Cualquier persona que tenga un mínimo contacto con jóvenes sabe lo
enormemente extendidas que están las relaciones prematrimoniales plenas
entre los jóvenes. Las condiciones sociales, culturales y sobre todo
ambientales, resultan hoy poco propicias para la castidad prematrimonial. La
mayor parte de los jóvenes no han recibido una formación religiosa y moral
adecuada y su educación sexual se ha reducido a una mera instrucción sobre
cómo prevenir embarazos y enfermedades. Para mí no cabe la menor duda, y esa
es mi experiencia de confesor desde hace muchos años, que las consecuencias
de ello son sencillamente desastrosas.
En efecto desde el punto de vista religioso no hay que olvidar que “Dios es
Amor” (1 Jn 4,8 y 16), y como el pecado es lo contrario al amor, lo que es
pecado no favorece al amor ni lleva a la felicidad. Recordemos además que en
Moral algo no es bueno o malo porque se mande o prohíba, sino que se manda
porque es bueno y se prohíbe porque es malo. La Iglesia católica enseña que
el sitio de las relaciones sexuales y de la plena comunión sexual es el
matrimonio, pues “debe mantenerse en el cuadro del matrimonio todo acto
genital humano” (Declaración de la Congregación para la Doctrina de la fe
“Persona Humana”, nº 7). Además los novios “reservarán para el tiempo del
matrimonio las manifestaciones de ternura específicas del amor conyugal”
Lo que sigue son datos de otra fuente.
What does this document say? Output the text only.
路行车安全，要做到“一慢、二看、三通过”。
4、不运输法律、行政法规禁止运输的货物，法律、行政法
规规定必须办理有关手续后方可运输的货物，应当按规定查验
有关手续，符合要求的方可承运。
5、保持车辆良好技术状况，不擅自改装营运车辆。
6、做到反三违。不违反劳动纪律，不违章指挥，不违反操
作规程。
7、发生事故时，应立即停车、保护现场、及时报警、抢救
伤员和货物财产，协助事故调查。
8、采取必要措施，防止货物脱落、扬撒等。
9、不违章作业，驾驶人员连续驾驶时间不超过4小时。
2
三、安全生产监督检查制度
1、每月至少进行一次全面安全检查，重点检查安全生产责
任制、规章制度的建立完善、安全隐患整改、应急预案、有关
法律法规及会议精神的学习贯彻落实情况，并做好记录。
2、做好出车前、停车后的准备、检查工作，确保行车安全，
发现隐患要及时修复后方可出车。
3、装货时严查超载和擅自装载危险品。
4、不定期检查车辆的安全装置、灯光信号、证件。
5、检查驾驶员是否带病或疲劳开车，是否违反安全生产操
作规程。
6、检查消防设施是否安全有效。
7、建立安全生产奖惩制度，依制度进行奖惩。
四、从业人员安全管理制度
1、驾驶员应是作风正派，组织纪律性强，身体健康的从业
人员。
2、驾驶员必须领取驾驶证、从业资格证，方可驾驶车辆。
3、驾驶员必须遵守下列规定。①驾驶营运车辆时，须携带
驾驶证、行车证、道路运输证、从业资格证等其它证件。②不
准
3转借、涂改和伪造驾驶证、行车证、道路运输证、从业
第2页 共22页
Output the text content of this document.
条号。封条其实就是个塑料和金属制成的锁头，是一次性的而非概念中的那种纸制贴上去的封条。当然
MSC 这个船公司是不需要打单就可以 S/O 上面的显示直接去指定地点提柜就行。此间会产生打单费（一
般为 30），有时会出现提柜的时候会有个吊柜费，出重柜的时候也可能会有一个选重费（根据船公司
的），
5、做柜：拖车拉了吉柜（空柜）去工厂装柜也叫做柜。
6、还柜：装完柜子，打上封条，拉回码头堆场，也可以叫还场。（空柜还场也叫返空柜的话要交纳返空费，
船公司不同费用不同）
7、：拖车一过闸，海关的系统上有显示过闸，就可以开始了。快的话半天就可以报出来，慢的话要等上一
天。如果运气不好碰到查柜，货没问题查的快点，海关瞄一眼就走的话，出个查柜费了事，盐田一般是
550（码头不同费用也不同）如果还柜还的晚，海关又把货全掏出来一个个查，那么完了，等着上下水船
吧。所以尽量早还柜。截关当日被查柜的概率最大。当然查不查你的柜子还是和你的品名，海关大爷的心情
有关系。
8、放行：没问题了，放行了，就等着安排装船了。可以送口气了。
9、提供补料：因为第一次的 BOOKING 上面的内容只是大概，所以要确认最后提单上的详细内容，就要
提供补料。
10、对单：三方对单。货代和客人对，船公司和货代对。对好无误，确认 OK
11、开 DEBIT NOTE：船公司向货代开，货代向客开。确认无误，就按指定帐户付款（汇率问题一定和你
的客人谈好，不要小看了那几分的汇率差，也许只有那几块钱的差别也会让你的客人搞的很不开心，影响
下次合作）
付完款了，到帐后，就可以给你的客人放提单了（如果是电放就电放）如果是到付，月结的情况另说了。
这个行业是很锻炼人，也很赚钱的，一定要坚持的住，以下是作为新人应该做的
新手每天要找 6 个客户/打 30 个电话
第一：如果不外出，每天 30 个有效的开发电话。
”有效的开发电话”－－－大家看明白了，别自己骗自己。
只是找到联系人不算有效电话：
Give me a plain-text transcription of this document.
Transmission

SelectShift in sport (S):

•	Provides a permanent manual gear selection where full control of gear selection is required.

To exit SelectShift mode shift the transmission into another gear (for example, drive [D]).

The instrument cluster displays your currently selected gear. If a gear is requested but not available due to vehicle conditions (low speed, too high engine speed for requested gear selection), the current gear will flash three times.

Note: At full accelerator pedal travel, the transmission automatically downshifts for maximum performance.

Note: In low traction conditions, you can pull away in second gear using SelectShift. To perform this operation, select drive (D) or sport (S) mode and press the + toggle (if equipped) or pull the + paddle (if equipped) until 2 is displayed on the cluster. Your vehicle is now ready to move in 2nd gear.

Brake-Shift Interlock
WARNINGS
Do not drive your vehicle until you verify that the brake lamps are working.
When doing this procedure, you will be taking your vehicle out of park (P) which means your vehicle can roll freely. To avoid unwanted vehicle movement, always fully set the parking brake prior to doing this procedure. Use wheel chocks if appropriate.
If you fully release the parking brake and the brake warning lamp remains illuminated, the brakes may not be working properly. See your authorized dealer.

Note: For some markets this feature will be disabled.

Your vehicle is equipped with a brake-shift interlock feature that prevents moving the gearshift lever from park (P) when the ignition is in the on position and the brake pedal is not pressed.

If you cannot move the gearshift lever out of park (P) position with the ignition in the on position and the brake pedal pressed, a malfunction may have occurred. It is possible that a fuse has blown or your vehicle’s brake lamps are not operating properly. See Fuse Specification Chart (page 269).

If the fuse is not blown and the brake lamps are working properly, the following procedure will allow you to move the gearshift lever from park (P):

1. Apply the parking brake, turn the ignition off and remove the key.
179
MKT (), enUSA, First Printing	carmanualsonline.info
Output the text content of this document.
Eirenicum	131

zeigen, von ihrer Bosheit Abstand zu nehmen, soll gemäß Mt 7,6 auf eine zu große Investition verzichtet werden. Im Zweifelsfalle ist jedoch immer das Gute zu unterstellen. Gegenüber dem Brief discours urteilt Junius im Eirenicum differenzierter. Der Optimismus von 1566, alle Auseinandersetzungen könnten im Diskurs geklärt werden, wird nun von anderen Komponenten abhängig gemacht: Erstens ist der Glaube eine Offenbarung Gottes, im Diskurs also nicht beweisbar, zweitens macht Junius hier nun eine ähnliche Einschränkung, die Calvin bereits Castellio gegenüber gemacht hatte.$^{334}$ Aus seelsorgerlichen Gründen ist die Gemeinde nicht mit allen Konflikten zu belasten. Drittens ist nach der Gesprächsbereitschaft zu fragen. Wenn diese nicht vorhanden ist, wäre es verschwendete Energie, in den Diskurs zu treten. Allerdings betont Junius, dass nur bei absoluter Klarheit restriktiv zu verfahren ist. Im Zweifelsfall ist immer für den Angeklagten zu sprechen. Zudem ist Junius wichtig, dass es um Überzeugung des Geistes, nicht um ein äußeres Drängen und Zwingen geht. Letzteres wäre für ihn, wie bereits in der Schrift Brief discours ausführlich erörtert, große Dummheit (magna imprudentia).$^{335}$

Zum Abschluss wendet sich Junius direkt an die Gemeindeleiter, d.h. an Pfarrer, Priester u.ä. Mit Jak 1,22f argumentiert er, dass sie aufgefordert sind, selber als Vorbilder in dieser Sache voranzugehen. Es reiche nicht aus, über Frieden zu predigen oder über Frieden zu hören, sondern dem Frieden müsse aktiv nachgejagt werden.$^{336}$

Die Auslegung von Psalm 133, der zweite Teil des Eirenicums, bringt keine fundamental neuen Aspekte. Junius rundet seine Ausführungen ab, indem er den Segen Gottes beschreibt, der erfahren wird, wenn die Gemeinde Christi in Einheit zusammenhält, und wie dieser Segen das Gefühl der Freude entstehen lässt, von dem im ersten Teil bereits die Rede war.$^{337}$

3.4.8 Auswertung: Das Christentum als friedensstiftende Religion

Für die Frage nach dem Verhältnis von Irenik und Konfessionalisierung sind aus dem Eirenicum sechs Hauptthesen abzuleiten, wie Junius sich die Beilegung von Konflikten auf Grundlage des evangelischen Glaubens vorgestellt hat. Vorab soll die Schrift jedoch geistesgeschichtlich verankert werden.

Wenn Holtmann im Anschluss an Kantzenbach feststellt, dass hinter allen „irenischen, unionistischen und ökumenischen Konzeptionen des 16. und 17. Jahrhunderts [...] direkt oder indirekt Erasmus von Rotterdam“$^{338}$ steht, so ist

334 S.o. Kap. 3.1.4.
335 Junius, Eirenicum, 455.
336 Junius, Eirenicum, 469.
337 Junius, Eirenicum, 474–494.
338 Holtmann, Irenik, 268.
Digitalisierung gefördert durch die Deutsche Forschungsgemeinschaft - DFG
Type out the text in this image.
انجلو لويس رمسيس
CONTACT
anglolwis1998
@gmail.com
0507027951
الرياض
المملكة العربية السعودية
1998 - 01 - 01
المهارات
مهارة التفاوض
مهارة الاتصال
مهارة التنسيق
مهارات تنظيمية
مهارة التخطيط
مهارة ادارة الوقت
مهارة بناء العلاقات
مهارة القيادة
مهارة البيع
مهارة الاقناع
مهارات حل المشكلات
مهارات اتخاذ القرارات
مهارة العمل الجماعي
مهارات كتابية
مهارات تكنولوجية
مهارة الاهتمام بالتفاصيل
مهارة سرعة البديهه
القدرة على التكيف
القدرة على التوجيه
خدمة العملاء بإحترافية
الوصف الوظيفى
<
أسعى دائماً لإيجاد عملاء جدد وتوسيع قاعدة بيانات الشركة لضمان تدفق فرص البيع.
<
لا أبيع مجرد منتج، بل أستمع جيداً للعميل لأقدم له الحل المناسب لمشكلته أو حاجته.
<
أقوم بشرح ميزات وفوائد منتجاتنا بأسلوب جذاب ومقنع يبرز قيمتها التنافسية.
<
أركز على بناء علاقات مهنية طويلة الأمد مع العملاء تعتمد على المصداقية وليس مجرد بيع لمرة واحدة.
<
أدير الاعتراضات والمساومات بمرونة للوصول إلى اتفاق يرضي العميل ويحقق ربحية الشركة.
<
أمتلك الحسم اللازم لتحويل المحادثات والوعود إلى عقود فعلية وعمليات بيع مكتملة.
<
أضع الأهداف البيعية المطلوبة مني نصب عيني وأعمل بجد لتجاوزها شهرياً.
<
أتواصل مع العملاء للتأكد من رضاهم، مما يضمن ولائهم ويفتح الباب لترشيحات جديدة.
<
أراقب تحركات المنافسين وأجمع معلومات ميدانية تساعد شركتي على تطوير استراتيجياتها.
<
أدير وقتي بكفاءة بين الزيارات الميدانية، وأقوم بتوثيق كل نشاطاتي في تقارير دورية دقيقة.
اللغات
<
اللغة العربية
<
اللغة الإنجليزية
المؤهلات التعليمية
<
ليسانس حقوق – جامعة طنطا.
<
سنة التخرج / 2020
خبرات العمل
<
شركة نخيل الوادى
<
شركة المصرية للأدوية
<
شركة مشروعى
(Catecismo de la Iglesia Católica, nº 2350). Esta orientación moral parte
del supuesto de que la relación entre los sexos sólo puede dar buen
resultado cuando es veraz, cuando el lenguaje corporal es realmente
expresión de una donación personal sin reservas. “En consecuencia la
sexualidad, mediante la cual el hombre y la mujer se dan el uno al otro con
los actos propios y exclusivos de los esposos, no es algo puramente
biológico, sino que afecta el núcleo íntimo de la persona en cuanto tal”
(Exhortación de san Juan Pablo II “Familiaris Consortio”, nº 11).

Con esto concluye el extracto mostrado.